Interstellar Isomers: The Importance of Bonding Energy Differences

Abstract

We present strong detections of methyl cyanide, vinyl cyanide, ethyl cyanide and cyanodiacetylene molecules with the Green Bank Telescope (GBT) toward the Sgr B2(N) molecular cloud. Attempts to detect the corresponding isocyanide isomers were only successful in the case of methyl isocyanide for its J(K)=1(0)-0(0) transition, which is the first interstellar report of this line. To determine the spatial distribution of methyl isocyanide, we used archival Berkeley-Illinois-Maryland Association (BIMA) array data for the J(K)=4(K)-3(K) (K=0-3) transitions but no emission was detected.
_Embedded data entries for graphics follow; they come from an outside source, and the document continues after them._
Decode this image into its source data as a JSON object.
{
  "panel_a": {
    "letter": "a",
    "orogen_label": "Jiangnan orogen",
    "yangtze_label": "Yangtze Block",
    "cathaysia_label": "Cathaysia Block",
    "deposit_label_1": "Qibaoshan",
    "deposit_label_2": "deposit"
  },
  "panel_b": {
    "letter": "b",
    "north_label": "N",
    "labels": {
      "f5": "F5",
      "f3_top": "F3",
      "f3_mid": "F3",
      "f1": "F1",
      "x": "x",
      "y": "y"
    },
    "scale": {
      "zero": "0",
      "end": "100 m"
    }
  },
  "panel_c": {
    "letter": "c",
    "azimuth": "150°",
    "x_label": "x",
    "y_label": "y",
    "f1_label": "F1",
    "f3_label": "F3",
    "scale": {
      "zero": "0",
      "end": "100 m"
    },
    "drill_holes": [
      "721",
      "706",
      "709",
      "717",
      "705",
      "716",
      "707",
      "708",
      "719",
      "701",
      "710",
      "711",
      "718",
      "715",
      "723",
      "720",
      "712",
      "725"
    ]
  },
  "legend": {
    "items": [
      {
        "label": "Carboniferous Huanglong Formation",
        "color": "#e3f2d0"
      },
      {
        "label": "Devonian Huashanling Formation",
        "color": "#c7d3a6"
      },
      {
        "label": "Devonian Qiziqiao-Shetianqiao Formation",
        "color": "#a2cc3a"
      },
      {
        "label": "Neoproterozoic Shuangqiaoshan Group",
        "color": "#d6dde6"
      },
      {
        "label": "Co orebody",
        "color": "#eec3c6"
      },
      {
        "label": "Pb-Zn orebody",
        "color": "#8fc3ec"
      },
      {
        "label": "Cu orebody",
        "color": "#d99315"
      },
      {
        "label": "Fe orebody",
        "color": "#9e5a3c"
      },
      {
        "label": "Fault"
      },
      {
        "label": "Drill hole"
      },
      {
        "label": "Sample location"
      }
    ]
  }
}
From ab initio calculations, the bonding energy difference between the cyanide and isocyanide molecules is >8500 cm^-1 (>12,000 K). That we detect methyl isocyanide emission with a single antenna (Gaussian beamsize(Omega_B)=1723 arcsec^2) but not with an interferometer (Omega_B=192 arcsec^2), strongly suggests that methyl isocyanide has a widespread spatial distribution toward the Sgr B2(N) region. Thus, large-scale, non-thermal processes in the surrounding medium may account for the conversion of methyl cyanide to methyl isocyanide while the LMH hot core, which is dominated by thermal processes, does not produce a significant amount of methyl isocyanide. Ice analog experiments by other investigators have shown that radiation bombardment of methyl cyanide can produce methyl isocyanide, thus supporting our observations. We conclude that isomers separated by such large bonding energy differences are distributed in different interstellar environments, making the evaluation of column density ratios between such isomers irrelevant unless it can be independently shown that these species are co-spatial.